Even those who love trekking can enjoy admiring the panorama of the cliffs overlooking the sea.
Where to eat in Scilla: top 3 restaurants
Scilla was born as a fishing village and still is; for this reason the village is the centre of swordfish fishing, which has not only become a typical dish but it has given life to a festival. The Swordfish Festival takes place in August and it is aimed at recovering the ancient fishing and cooking traditions; during this festival the village lights up with music and colours.
But, if you’re looking for a restaurant where you can sample typical local dishes, here are 3:
- Bleu De Toi Restaurant: typical Calabrian cuisine in a sea-view location.
- Restaurant la Fiocina Scilla: fresh fish dishes to be enjoyed on a terrace overlooking the sea.
- Casa Vela Wine Bar Scilla: ideal place to have an aperitif or dinner with a selection of local products, with a sea view.
What to see nearby
- Tremusa Caves (21 minutes by car)
The Tremusa Caves are located between Scilla and the district of Melia.
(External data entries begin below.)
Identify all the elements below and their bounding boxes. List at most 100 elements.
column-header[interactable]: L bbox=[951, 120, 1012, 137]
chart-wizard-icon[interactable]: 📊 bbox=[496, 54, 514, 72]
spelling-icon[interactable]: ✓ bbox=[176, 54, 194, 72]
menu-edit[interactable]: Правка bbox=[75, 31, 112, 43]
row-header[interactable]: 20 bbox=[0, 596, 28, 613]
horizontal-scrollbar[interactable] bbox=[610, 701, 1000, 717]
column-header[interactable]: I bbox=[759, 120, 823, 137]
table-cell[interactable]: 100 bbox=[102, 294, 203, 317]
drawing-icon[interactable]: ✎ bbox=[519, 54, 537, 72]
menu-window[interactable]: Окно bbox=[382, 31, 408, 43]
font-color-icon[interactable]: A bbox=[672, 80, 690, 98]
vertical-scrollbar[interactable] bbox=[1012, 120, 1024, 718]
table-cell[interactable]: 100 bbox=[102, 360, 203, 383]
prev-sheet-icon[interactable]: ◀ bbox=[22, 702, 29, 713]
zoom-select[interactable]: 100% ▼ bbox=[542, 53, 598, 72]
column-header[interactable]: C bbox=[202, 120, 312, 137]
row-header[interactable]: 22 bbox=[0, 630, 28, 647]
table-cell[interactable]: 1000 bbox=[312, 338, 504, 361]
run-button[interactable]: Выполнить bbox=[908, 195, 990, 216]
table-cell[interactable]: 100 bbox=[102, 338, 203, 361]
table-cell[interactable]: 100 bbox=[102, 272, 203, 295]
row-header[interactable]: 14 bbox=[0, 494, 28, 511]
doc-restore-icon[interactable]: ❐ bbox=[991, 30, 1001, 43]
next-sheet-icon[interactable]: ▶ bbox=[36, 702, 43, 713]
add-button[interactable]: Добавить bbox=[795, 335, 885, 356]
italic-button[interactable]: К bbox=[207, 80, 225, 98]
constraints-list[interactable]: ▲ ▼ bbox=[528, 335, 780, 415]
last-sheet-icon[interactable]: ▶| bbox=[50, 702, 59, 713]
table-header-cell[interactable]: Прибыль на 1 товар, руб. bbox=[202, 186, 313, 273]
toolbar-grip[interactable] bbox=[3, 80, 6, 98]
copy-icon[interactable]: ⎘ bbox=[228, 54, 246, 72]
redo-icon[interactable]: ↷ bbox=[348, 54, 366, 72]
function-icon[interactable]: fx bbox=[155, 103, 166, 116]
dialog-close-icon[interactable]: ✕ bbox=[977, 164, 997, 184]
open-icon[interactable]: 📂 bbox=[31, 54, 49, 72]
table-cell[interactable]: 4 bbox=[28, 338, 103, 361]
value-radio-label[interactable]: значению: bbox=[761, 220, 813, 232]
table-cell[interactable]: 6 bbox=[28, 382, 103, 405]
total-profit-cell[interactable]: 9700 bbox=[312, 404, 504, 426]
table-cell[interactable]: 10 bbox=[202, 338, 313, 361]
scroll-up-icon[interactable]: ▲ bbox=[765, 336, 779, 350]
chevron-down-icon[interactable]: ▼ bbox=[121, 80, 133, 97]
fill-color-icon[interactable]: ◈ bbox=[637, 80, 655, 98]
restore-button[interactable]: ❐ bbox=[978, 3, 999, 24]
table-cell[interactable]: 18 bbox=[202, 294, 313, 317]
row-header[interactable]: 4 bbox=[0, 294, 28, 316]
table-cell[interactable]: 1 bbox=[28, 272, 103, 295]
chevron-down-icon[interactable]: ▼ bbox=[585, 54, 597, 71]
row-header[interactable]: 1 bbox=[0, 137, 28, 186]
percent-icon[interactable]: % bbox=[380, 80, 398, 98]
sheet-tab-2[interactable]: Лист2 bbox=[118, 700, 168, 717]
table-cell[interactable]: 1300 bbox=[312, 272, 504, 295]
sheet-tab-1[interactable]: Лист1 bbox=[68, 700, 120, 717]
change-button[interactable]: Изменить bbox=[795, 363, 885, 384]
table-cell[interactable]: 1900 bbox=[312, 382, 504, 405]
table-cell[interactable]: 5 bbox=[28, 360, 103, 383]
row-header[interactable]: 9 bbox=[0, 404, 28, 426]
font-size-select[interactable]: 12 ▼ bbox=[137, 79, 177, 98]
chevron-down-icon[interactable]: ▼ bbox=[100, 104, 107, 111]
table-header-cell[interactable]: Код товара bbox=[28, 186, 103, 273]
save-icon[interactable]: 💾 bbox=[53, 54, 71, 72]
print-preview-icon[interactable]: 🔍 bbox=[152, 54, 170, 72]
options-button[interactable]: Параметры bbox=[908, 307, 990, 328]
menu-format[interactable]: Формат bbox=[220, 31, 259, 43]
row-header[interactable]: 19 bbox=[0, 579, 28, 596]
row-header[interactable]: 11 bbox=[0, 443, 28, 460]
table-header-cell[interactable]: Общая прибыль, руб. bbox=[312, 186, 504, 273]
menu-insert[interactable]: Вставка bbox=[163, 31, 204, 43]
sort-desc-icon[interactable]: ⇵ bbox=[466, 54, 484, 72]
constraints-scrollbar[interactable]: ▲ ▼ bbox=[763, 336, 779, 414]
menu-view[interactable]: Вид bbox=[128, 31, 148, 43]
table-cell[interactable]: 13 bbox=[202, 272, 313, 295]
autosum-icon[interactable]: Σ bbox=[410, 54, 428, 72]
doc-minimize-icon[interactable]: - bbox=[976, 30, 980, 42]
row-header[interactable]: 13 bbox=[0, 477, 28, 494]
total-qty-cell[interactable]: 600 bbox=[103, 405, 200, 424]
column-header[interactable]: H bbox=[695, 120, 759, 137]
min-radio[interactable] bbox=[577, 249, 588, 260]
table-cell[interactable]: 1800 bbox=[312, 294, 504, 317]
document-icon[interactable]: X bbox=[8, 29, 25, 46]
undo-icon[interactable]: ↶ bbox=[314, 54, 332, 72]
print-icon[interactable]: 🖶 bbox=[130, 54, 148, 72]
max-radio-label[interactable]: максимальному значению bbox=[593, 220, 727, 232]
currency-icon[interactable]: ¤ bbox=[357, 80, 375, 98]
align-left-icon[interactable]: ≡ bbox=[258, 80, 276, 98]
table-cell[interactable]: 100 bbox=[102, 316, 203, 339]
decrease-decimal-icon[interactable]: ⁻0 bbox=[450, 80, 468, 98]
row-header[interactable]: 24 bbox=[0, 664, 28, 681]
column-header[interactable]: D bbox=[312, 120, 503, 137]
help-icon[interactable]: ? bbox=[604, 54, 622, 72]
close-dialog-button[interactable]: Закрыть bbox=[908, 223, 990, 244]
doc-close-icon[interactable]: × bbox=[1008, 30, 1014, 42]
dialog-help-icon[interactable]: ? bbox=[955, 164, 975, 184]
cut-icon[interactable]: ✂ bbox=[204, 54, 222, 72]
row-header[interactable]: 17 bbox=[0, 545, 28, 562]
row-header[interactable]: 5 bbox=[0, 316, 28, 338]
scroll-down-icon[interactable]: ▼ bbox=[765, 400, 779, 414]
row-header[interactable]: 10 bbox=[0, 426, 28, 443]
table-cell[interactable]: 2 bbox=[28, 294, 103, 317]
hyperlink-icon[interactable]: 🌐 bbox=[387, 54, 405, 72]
According to legend, these suggestive karstic caves were once inhabited by nymphs.
- Aspromonte National Park (1 hour and 10 minutes by car)
This National Park is the perfect place to enjoy winter sports and find fresh and clean air during the summer season. The biodiversity that characterises this environment is what makes it truly unique.
- Palmi (26 minutes by car)
Palmi is one of the most vital Costa Viola towns, rich in history and natural beauty. The city is best known for its beaches and bays, but it would be a shame to limit oneself to just visit them.